Description

Living Architecture (LIAR) is a modular bioreactor-wall, based on the operational principles of microbial fuel cell technology and synthetic ‘consortia’ of microbes. LIAR is conceived as a next-generation selectively-programmable bioreactor that can: i) be an integral component of human dwelling; ii) extract valuable resources from waste water and air; iii) generate oxygen, produce proteins and fibre. Its operational principles are grounded in distributed sensing, decentralised autonomous information processing, high-degree of fault-tolerance and distributed actuation and reconfiguration. Applications within (existing) urban systems can include: i) customizable micro-agriculture for installation in domestic, public (schools, hospitals) and office environments: ii) the improvement of building performance through resilience and resource recycling; iii) a mediator between the built environment and local ecosystems. Applications within urban systems are a form of customizable, programmable micro-agriculture for installation in domestic, public (schools, hospitals) and office environments.
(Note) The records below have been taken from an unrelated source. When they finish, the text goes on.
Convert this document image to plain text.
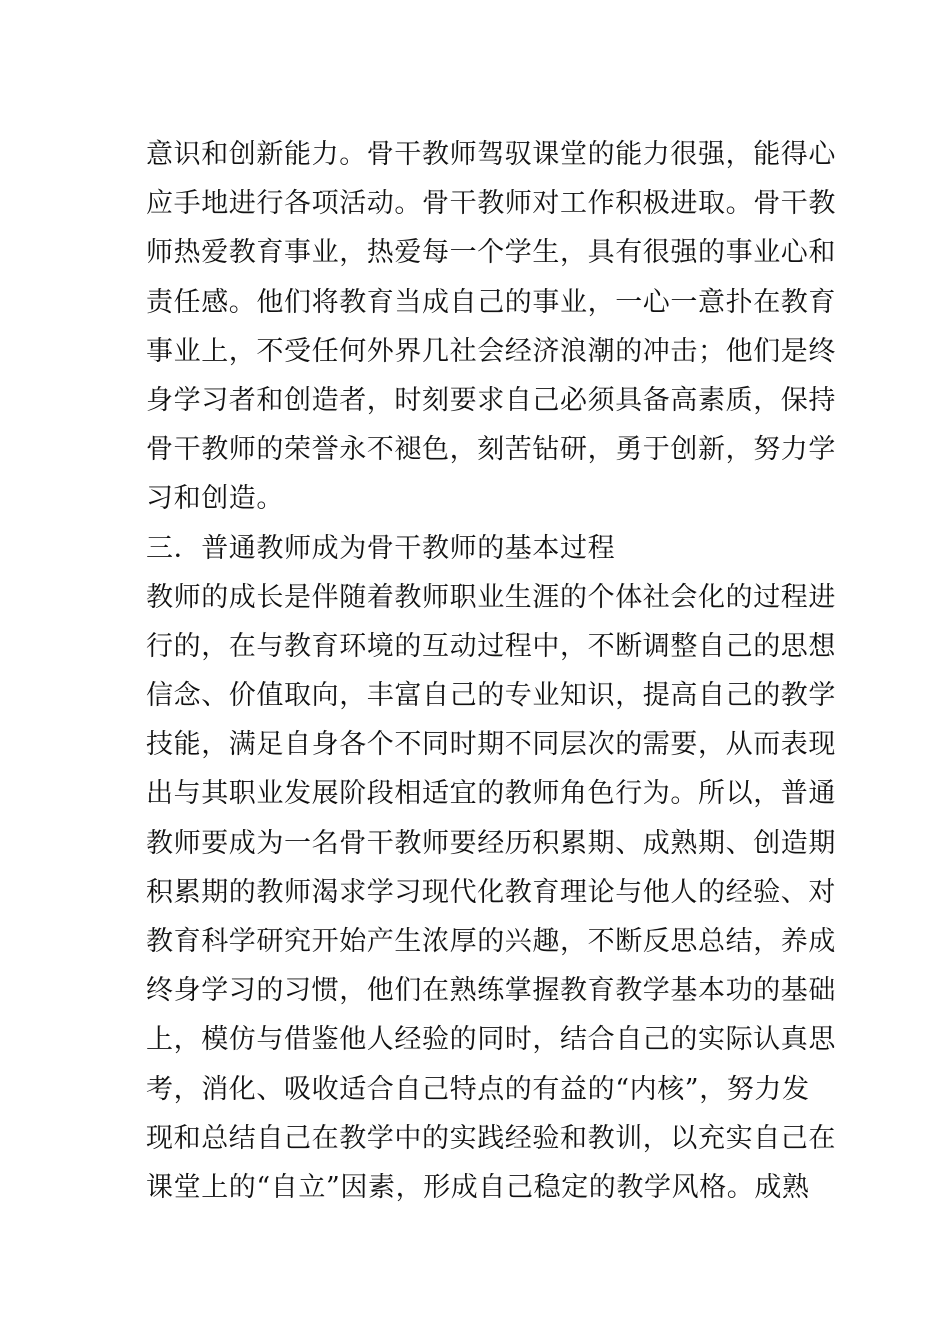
意识和创新能力。骨干教师驾驭课堂的能力很强，能得心
应手地进行各项活动。骨干教师对工作积极进取。骨干教
师热爱教育事业，热爱每一个学生，具有很强的事业心和
责任感。他们将教育当成自己的事业，一心一意扑在教育
事业上，不受任何外界几社会经济浪潮的冲击；他们是终
身学习者和创造者，时刻要求自己必须具备高素质，保持
骨干教师的荣誉永不褪色，刻苦钻研，勇于创新，努力学
习和创造。
三．普通教师成为骨干教师的基本过程
教师的成长是伴随着教师职业生涯的个体社会化的过程进
行的，在与教育环境的互动过程中，不断调整自己的思想
信念、价值取向，丰富自己的专业知识，提高自己的教学
技能，满足自身各个不同时期不同层次的需要，从而表现
出与其职业发展阶段相适宜的教师角色行为。所以，普通
教师要成为一名骨干教师要经历积累期、成熟期、创造期
积累期的教师渴求学习现代化教育理论与他人的经验、对
教育科学研究开始产生浓厚的兴趣，不断反思总结，养成
终身学习的习惯，他们在熟练掌握教育教学基本功的基础
上，模仿与借鉴他人经验的同时，结合自己的实际认真思
考，消化、吸收适合自己特点的有益的“内核”，努力发
现和总结自己在教学中的实践经验和教训，以充实自己在
课堂上的“自立”因素，形成自己稳定的教学风格。成熟
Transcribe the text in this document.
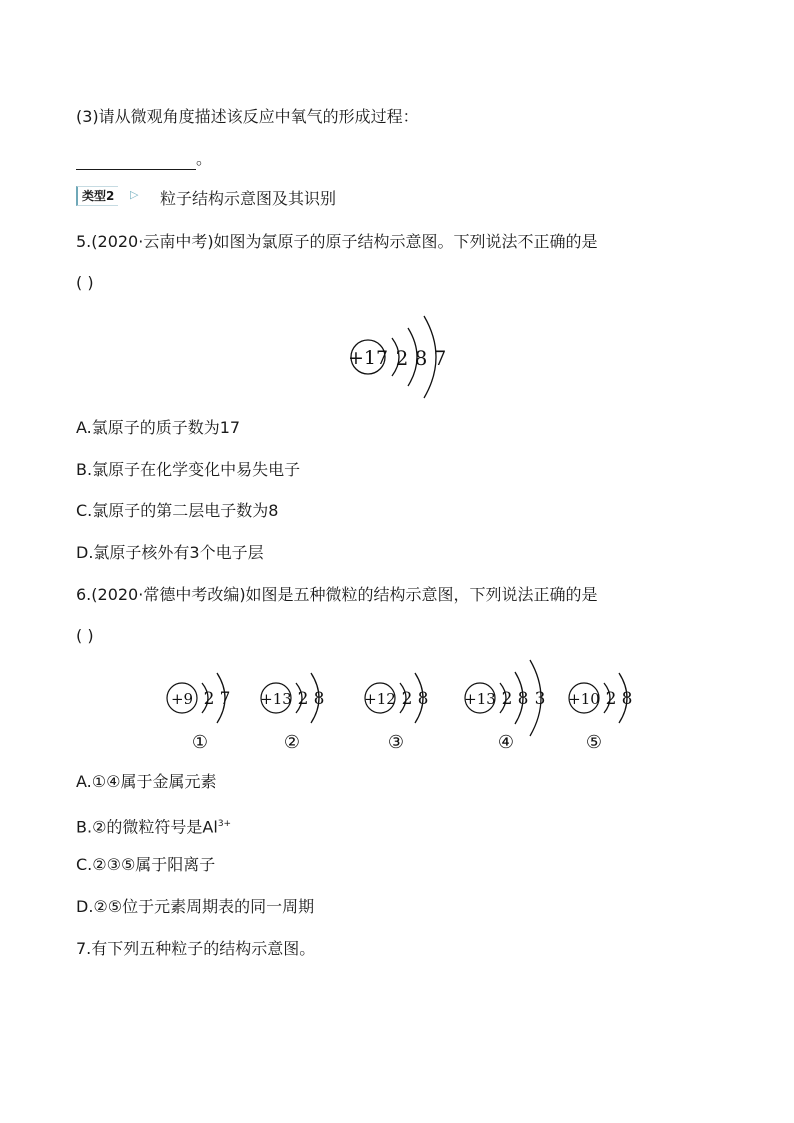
(3)请从微观角度描述该反应中氧气的形成过程：
。
类型2	▷ 粒子结构示意图及其识别
5.(2020·云南中考)如图为氯原子的原子结构示意图。下列说法不正确的是
( )
+17 2 8 7
A.氯原子的质子数为17
B.氯原子在化学变化中易失电子
C.氯原子的第二层电子数为8
D.氯原子核外有3个电子层
6.(2020·常德中考改编)如图是五种微粒的结构示意图，下列说法正确的是
( )
+9 2 7
①
+13 2 8
②
+12 2 8
③
+13 2 8 3
④
+10 2 8
⑤
A.①④属于金属元素
B.②的微粒符号是$Al^{3+}$
C.②③⑤属于阳离子
D.②⑤位于元素周期表的同一周期
7.有下列五种粒子的结构示意图。
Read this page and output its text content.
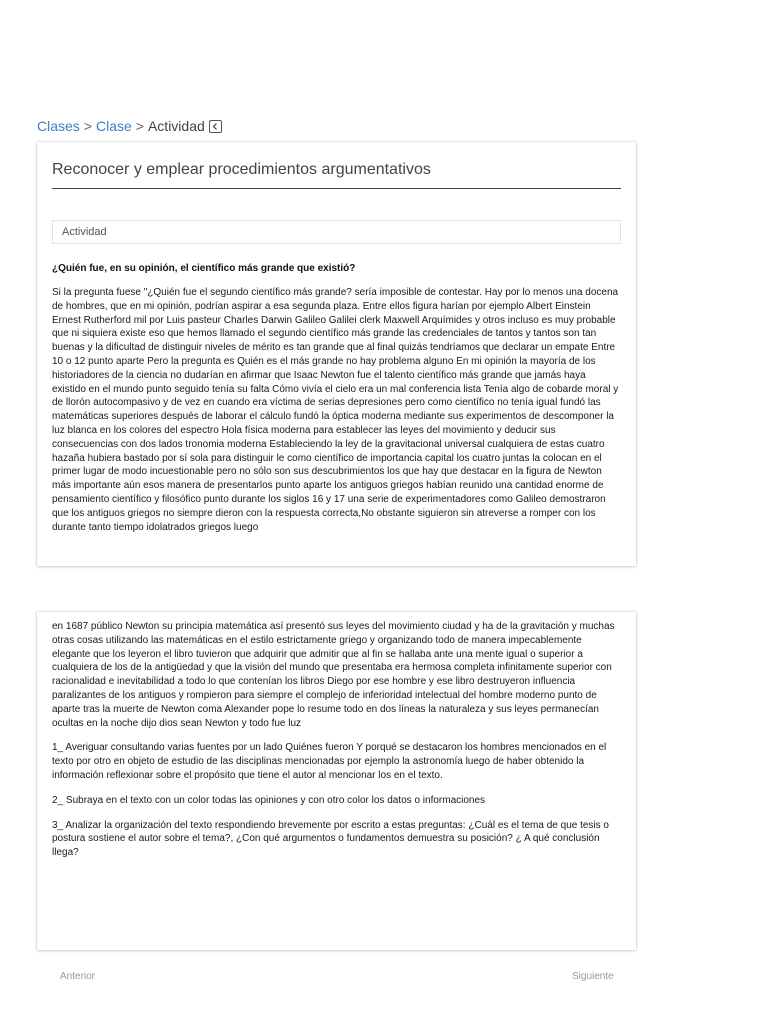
Clases > Clase > Actividad
Reconocer y emplear procedimientos argumentativos
Actividad
¿Quién fue, en su opinión, el científico más grande que existió?
Si la pregunta fuese "¿Quién fue el segundo científico más grande? sería imposible de contestar. Hay por lo menos una docena de hombres, que en mi opinión, podrían aspirar a esa segunda plaza. Entre ellos figura harían por ejemplo Albert Einstein Ernest Rutherford mil por Luis pasteur Charles Darwin Galileo Galilei clerk Maxwell Arquímides y otros incluso es muy probable que ni siquiera existe eso que hemos llamado el segundo científico más grande las credenciales de tantos y tantos son tan buenas y la dificultad de distinguir niveles de mérito es tan grande que al final quizás tendríamos que declarar un empate Entre 10 o 12 punto aparte Pero la pregunta es Quién es el más grande no hay problema alguno En mi opinión la mayoría de los historiadores de la ciencia no dudarían en afirmar que Isaac Newton fue el talento científico más grande que jamás haya existido en el mundo punto seguido tenía su falta Cómo vivía el cielo era un mal conferencia lista Tenía algo de cobarde moral y de llorón autocompasivo y de vez en cuando era víctima de serias depresiones pero como científico no tenía igual fundó las matemáticas superiores después de laborar el cálculo fundó la óptica moderna mediante sus experimentos de descomponer la luz blanca en los colores del espectro Hola física moderna para establecer las leyes del movimiento y deducir sus consecuencias con dos lados tronomia moderna Estableciendo la ley de la gravitacional universal cualquiera de estas cuatro hazaña hubiera bastado por sí sola para distinguir le como científico de importancia capital los cuatro juntas la colocan en el primer lugar de modo incuestionable pero no sólo son sus descubrimientos los que hay que destacar en la figura de Newton más importante aún esos manera de presentarlos punto aparte los antiguos griegos habían reunido una cantidad enorme de pensamiento científico y filosófico punto durante los siglos 16 y 17 una serie de experimentadores como Galileo demostraron que los antiguos griegos no siempre dieron con la respuesta correcta,No obstante siguieron sin atreverse a romper con los durante tanto tiempo idolatrados griegos luego
en 1687 público Newton su principia matemática así presentó sus leyes del movimiento ciudad y ha de la gravitación y muchas otras cosas utilizando las matemáticas en el estilo estrictamente griego y organizando todo de manera impecablemente elegante que los leyeron el libro tuvieron que adquirir que admitir que al fin se hallaba ante una mente igual o superior a cualquiera de los de la antigüedad y que la visión del mundo que presentaba era hermosa completa infinitamente superior con racionalidad e inevitabilidad a todo lo que contenían los libros Diego por ese hombre y ese libro destruyeron influencia paralizantes de los antiguos y rompieron para siempre el complejo de inferioridad intelectual del hombre moderno punto de aparte tras la muerte de Newton coma Alexander pope lo resume todo en dos líneas la naturaleza y sus leyes permanecían ocultas en la noche dijo dios sean Newton y todo fue luz
1_ Averiguar consultando varias fuentes por un lado Quiénes fueron Y porqué se destacaron los hombres mencionados en el texto por otro en objeto de estudio de las disciplinas mencionadas por ejemplo la astronomía luego de haber obtenido la información reflexionar sobre el propósito que tiene el autor al mencionar los en el texto.
2_ Subraya en el texto con un color todas las opiniones y con otro color los datos o informaciones
3_ Analizar la organización del texto respondiendo brevemente por escrito a estas preguntas: ¿Cuál es el tema de que tesis o postura sostiene el autor sobre el tema?, ¿Con qué argumentos o fundamentos demuestra su posición? ¿ A qué conclusión llega?
Anterior	Siguiente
The system has far reaching impacts on building performance (resilience, resource recycling) manufacturing and design with ecosystems that comprise entangled relations between the techno and biospheres. The project establishes: i) Protocols for ‘synthetic ecosystem’ design and engineering; ii) Foundational concepts for computationally processing, recycling, remediating and synthesising valuable compounds from waste water; iii) Transferable principles for the construction of living architecture.

This high risk project is funded by the European Commission under H2020 as FET 686585. This project is leaded by the University of Newcastle.